6/14/2026 at 4:43:06 PM

I imagine it'd work the same as merging all the good-tasting foods to get an even tastier one

by wds

6/14/2026 at 5:05:40 PM

most merge improve a small subset of "feeling" benchmark (too small, too specific, or out of distribution) and tend to show degradation on actual benchmark, with especially punishing result on long chain benchmarks.

also only work on matching architectures (i.e. finetunes/loras of the same model)

by avereveard

6/14/2026 at 4:59:00 PM

that kinda worked in llama 1/2 era, not between different models but between finetunes of the same model. the briefly legendary Mythomax was IIRC a merge of 5+ tunes, some of which were merges themselves.

by dindunuf

6/14/2026 at 4:38:05 PM

No, they need the same arch, but you can distill them into a single model. And yes, if you use the API directly Claude will often say it’s an open weight model (likely the ones it was distilled from)

by _3u10

6/14/2026 at 4:59:10 PM

Didn’t the last thread about this have someone from the lab or an enthusiast in Rio saying exactly that?

Its a fine tune of Qwen

Not a conspiracy

by yieldcrv

6/14/2026 at 5:18:30 PM

The allegation here is that it's not actually a fine-tune of Qwen, but instead an undisclosed mashup (merge) of someone else's fine-tune of Qwen and the original model. Rio subsequently said that the model was in fact a merge, that they did additional fine-tuning after the merge, and that they accidentally uploaded the base merge instead of the version with additional fine-tuning. But this seems like quite an oversight...

by daemonologist

6/14/2026 at 5:14:25 PM

[dead]

by Aurornis

6/14/2026 at 5:16:01 PM

[dead]

by antii

6/14/2026 at 6:10:03 PM

WHAT!? There are thieves in Rio de Janeiro?
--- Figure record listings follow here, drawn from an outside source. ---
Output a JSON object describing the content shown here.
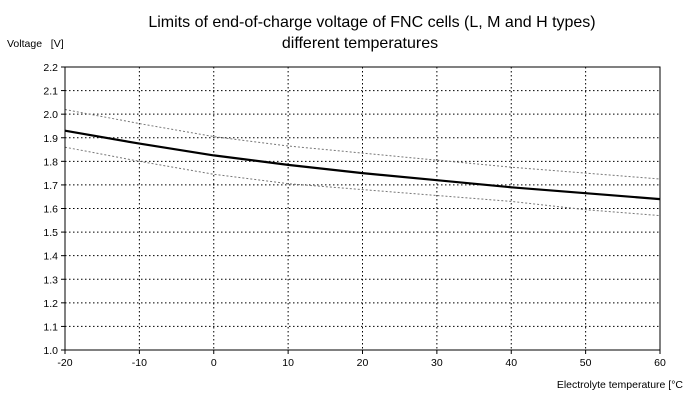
{
  "chart_data": {
    "type": "line",
    "title": "Limits of end-of-charge voltage of FNC cells (L, M and H types)",
    "subtitle": "different temperatures",
    "ylabel": "Voltage   [V]",
    "xlabel": "Electrolyte temperature [°C",
    "xlim": [
      -20,
      60
    ],
    "ylim": [
      1.0,
      2.2
    ],
    "x_ticks": [
      -20,
      -10,
      0,
      10,
      20,
      30,
      40,
      50,
      60
    ],
    "y_ticks": [
      1.0,
      1.1,
      1.2,
      1.3,
      1.4,
      1.5,
      1.6,
      1.7,
      1.8,
      1.9,
      2.0,
      2.1,
      2.2
    ],
    "grid": true,
    "series": [
      {
        "style": "solid",
        "color": "#000000",
        "x": [
          -20,
          -10,
          0,
          10,
          20,
          30,
          40,
          50,
          60
        ],
        "y": [
          1.93,
          1.875,
          1.825,
          1.785,
          1.75,
          1.72,
          1.69,
          1.665,
          1.64
        ]
      },
      {
        "style": "dotted",
        "color": "#777777",
        "x": [
          -20,
          -10,
          0,
          10,
          20,
          30,
          40,
          50,
          60
        ],
        "y": [
          2.02,
          1.96,
          1.905,
          1.865,
          1.835,
          1.805,
          1.775,
          1.75,
          1.725
        ]
      },
      {
        "style": "dotted",
        "color": "#777777",
        "x": [
          -20,
          -10,
          0,
          10,
          20,
          30,
          40,
          50,
          60
        ],
        "y": [
          1.86,
          1.8,
          1.745,
          1.705,
          1.68,
          1.655,
          1.63,
          1.595,
          1.57
        ]
      }
    ]
  }
}
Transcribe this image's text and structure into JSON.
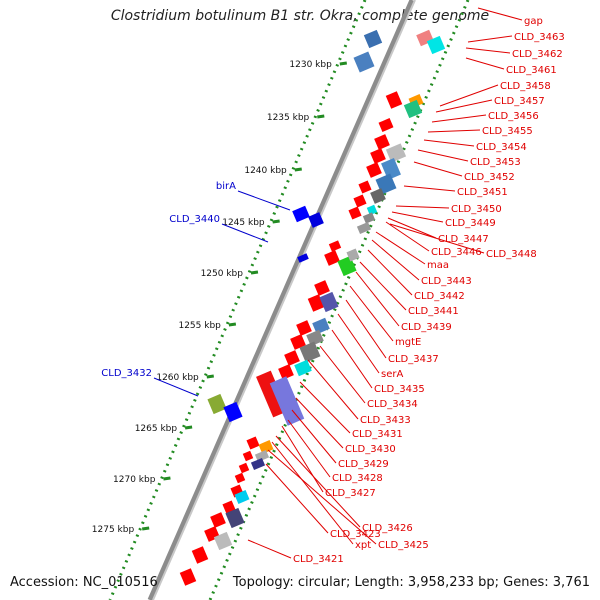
{
  "title": "Clostridium botulinum B1 str. Okra, complete genome",
  "accession": "Accession: NC_010516",
  "topology": "Topology: circular; Length: 3,958,233 bp; Genes: 3,761",
  "colors": {
    "cds_red": "#ff0000",
    "label_red": "#e00000",
    "label_blue": "#0000cc",
    "backbone": "#888888",
    "ruler_dots": "#228b22"
  },
  "kbp_ticks": [
    "1230 kbp",
    "1235 kbp",
    "1240 kbp",
    "1245 kbp",
    "1250 kbp",
    "1255 kbp",
    "1260 kbp",
    "1265 kbp",
    "1270 kbp",
    "1275 kbp"
  ],
  "right_labels": [
    "gap",
    "CLD_3463",
    "CLD_3462",
    "CLD_3461",
    "CLD_3458",
    "CLD_3457",
    "CLD_3456",
    "CLD_3455",
    "CLD_3454",
    "CLD_3453",
    "CLD_3452",
    "CLD_3451",
    "CLD_3450",
    "CLD_3449",
    "CLD_3447",
    "CLD_3446",
    "CLD_3448",
    "maa",
    "CLD_3443",
    "CLD_3442",
    "CLD_3441",
    "CLD_3439",
    "mgtE",
    "CLD_3437",
    "serA",
    "CLD_3435",
    "CLD_3434",
    "CLD_3433",
    "CLD_3431",
    "CLD_3430",
    "CLD_3429",
    "CLD_3428",
    "CLD_3427",
    "CLD_3426",
    "xpt",
    "CLD_3425",
    "CLD_3423",
    "CLD_3421"
  ],
  "left_labels": [
    "birA",
    "CLD_3440",
    "CLD_3432"
  ]
}
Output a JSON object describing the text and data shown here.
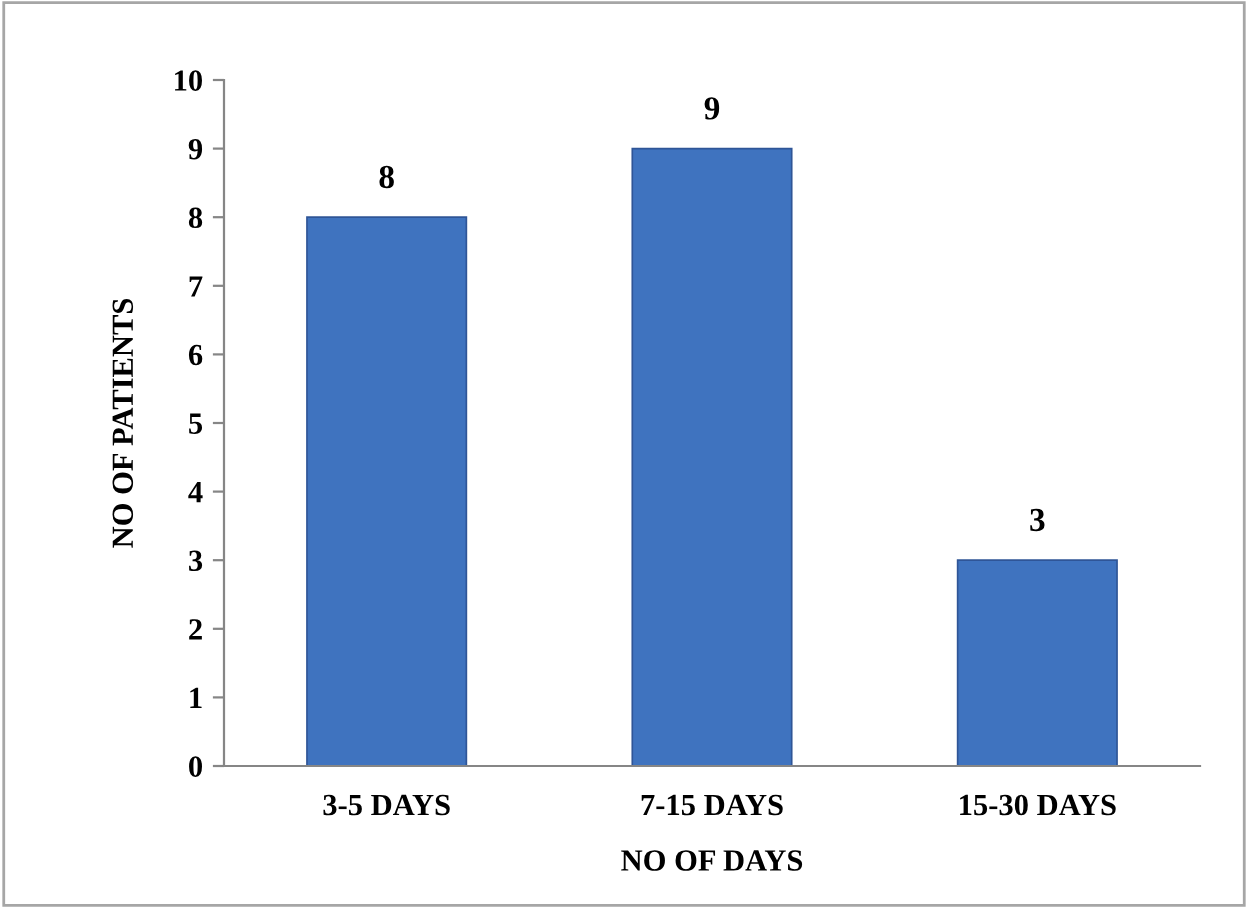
{
  "chart_data": {
    "type": "bar",
    "xlabel": "NO OF DAYS",
    "ylabel": "NO OF PATIENTS",
    "categories": [
      "3-5 DAYS",
      "7-15 DAYS",
      "15-30 DAYS"
    ],
    "values": [
      8,
      9,
      3
    ],
    "color": "#3f73bf",
    "ylim": [
      0,
      10
    ],
    "yticks": [
      0,
      1,
      2,
      3,
      4,
      5,
      6,
      7,
      8,
      9,
      10
    ],
    "grid": false,
    "data_labels": true
  }
}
Oh, I am so SHOCKED, so SHOCKED! /s

Explaining the joke: in Brazil, Rio de Janeiro is known as "Terra de bandido" (Gangster's Land).

Kinda like Chicago in the 20's or Naples and Palermo in the 90s.

by diego_moita

6/14/2026 at 4:28:11 PM

[flagged]

by elzbardico

6/14/2026 at 4:37:26 PM

Without evidence, your comment is just bad mouthing.

I have been involved in academia, including in Brazil, and I don't find academia there any more copycat than any other institution, including top tier ones.

by guiraldelli

6/14/2026 at 5:09:46 PM

This was a municipality working with a government associated IT company.

What does it have to do with Brazilian academia?

by dghlsakjg

6/14/2026 at 4:38:56 PM

No, typically Brazilians go to Paraguay for their education, most of their technology comes from Paraguay too.

by _3u10

6/14/2026 at 5:14:51 PM

that's just a lie lol, stop spreading misinformation

by knuppar

6/14/2026 at 4:55:37 PM

What? Never heard of this

by cassiogo

6/14/2026 at 5:18:05 PM

That sounds like nonsense, they don't even speak the same language in Brasil and Paraguay …

by stymaar

6/14/2026 at 4:45:12 PM

Wasn’t it already obvious given the awfully familiar parameter numbers?

by alfiedotwtf

6/14/2026 at 6:30:22 PM

That only tells what base architecture they used, but fine tuning does not increase the number of weights, it just adapts the weights to improve better on a fine tuning dataset- something they claimed they had done

by intoXbox